About TVA

Providing Power in the Public Interest

New Mobile Site for TVA Information Available at: http://m.tva.com.

TVA is the nation's largest public power company, with 33,000 megawatts of dependable generating capacity. Through 158 locally owned distributors, TVA provides power to about 8.7 million residents of the Tennessee Valley.

President Franklin Roosevelt needed innovative solutions if the New Deal was to lift the nation out of the depths of the Great Depression. And TVA was one of his most innovative ideas. Roosevelt envisioned TVA as a totally different kind of agency. He asked Congress to create "a corporation clothed with the power of government but possessed of the flexibility and initiative of a private enterprise". On May 18, 1933, Congress passed the TVA Act (PDF file, 175 kb, requires Adobe Acrobat Reader).

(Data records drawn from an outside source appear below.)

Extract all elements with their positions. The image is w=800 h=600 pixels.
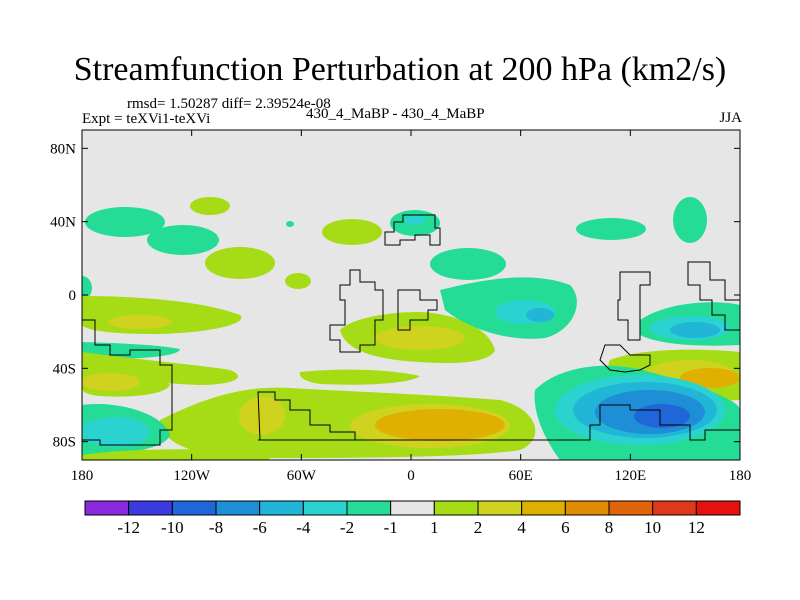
colorbar-label: -10 bbox=[161, 518, 184, 537]
coastline-africa-west bbox=[329, 269, 384, 353]
colorbar-swatch bbox=[695, 500, 741, 516]
x-axis: 180 120W 60W 0 60E 120E 180 bbox=[71, 130, 752, 484]
colorbar-label: 8 bbox=[605, 518, 614, 537]
x-tick-label: 0 bbox=[407, 468, 415, 484]
x-tick-label: 180 bbox=[729, 468, 752, 484]
nh-positive-blob bbox=[322, 219, 382, 245]
colorbar-swatch bbox=[259, 500, 304, 516]
indian-negative-core bbox=[526, 308, 554, 322]
x-tick-label: 120W bbox=[173, 468, 211, 484]
colorbar-label: -6 bbox=[253, 518, 267, 537]
colorbar-swatch bbox=[84, 500, 130, 516]
nh-negative-blob bbox=[147, 225, 219, 255]
nh-negative-blob bbox=[286, 221, 294, 227]
nh-negative-blob bbox=[85, 207, 165, 237]
colorbar-label: -2 bbox=[340, 518, 354, 537]
west-pacific-positive-core bbox=[680, 368, 740, 388]
antarctic-positive-6 bbox=[375, 409, 505, 441]
x-tick-label: 60W bbox=[287, 468, 317, 484]
colorbar-swatch bbox=[346, 500, 392, 516]
nh-positive-blob bbox=[205, 247, 275, 279]
y-tick-label: 0 bbox=[69, 288, 77, 304]
colorbar-label: 4 bbox=[517, 518, 526, 537]
y-axis: 80N 40N 0 40S 80S bbox=[50, 141, 740, 451]
colorbar-label: 2 bbox=[474, 518, 483, 537]
colorbar: -12 -10 -8 -6 -4 -2 -1 1 2 4 6 8 10 12 bbox=[84, 500, 741, 537]
x-tick-label: 120E bbox=[614, 468, 646, 484]
coastline-antarctica-east bbox=[555, 404, 740, 441]
colorbar-label: -12 bbox=[117, 518, 140, 537]
y-tick-label: 40S bbox=[53, 361, 76, 377]
coastline-maritime bbox=[617, 271, 651, 341]
nh-negative-blob bbox=[82, 276, 92, 300]
south-indian-negative-8 bbox=[634, 404, 690, 428]
nh-negative-blob bbox=[673, 197, 707, 243]
nh-negative-core bbox=[405, 215, 425, 225]
colorbar-swatch bbox=[652, 500, 697, 516]
coastline-australia bbox=[599, 344, 651, 373]
colorbar-swatch bbox=[302, 500, 348, 516]
colorbar-label: -8 bbox=[209, 518, 223, 537]
africa-positive-core bbox=[375, 326, 465, 350]
colorbar-label: 1 bbox=[430, 518, 439, 537]
colorbar-swatch bbox=[564, 500, 610, 516]
colorbar-swatch bbox=[390, 500, 435, 516]
colorbar-swatch bbox=[521, 500, 566, 516]
colorbar-swatch bbox=[128, 500, 173, 516]
nh-positive-blob bbox=[285, 273, 311, 289]
colorbar-label: 6 bbox=[561, 518, 570, 537]
y-tick-label: 80N bbox=[50, 141, 76, 157]
sh-pacific-positive-core bbox=[82, 373, 140, 391]
nh-negative-blob bbox=[576, 218, 646, 240]
antarctic-edge-positive bbox=[82, 449, 271, 460]
antarctic-positive-west bbox=[239, 396, 285, 435]
coastline-africa-east bbox=[397, 289, 438, 331]
coastlines bbox=[82, 214, 740, 446]
colorbar-label: 12 bbox=[688, 518, 705, 537]
colorbar-swatch bbox=[215, 500, 261, 516]
y-tick-label: 40N bbox=[50, 215, 76, 231]
colorbar-label: 10 bbox=[644, 518, 661, 537]
y-tick-label: 80S bbox=[53, 435, 76, 451]
rmsd-label: rmsd= 1.50287 diff= 2.39524e-08 bbox=[127, 96, 331, 112]
coastline-south-america bbox=[82, 319, 173, 446]
colorbar-label: -4 bbox=[296, 518, 311, 537]
coastline-europe bbox=[384, 214, 441, 246]
season-label: JJA bbox=[719, 110, 742, 126]
colorbar-label: -1 bbox=[384, 518, 398, 537]
colorbar-swatch bbox=[171, 500, 217, 516]
chart-title: Streamfunction Perturbation at 200 hPa (… bbox=[73, 51, 727, 88]
coastline-pacific-islands bbox=[687, 261, 740, 331]
colorbar-swatch bbox=[608, 500, 654, 516]
experiment-label: Expt = teXVi1-teXVi bbox=[82, 111, 211, 127]
south-pacific-negative-core bbox=[82, 417, 150, 447]
nh-negative-blob bbox=[430, 248, 506, 280]
case-label: 430_4_MaBP - 430_4_MaBP bbox=[306, 106, 485, 122]
nh-positive-blob bbox=[190, 197, 230, 215]
colorbar-swatch bbox=[477, 500, 523, 516]
x-tick-label: 60E bbox=[509, 468, 533, 484]
colorbar-swatch bbox=[433, 500, 479, 516]
west-pacific-negative-core bbox=[670, 322, 720, 338]
tropical-positive-core bbox=[108, 315, 172, 329]
south-atlantic-positive bbox=[299, 369, 420, 385]
x-tick-label: 180 bbox=[71, 468, 94, 484]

Right from the start, TVA established a unique problem-solving approach to fulfilling its mission-integrated resource management. Each issue TVA faced—whether it was power production, navigation, flood control, malaria prevention, reforestation, or erosion control—was studied in its broadest context. TVA weighed each issue in relation to the others.

1930s Men

TVA's First Board of Directors was charged with the task of implementing President Roosevelt's ambitious plans for the Tennessee Valley. Shown in about 1934 are, from left to right, Director Harcourt A. Morgan, Chairman Arthur E. Morgan, and Director David E. Lilienthal.

From this beginning, TVA has held fast to its strategy of integrated solutions, even as the issues changed over the years.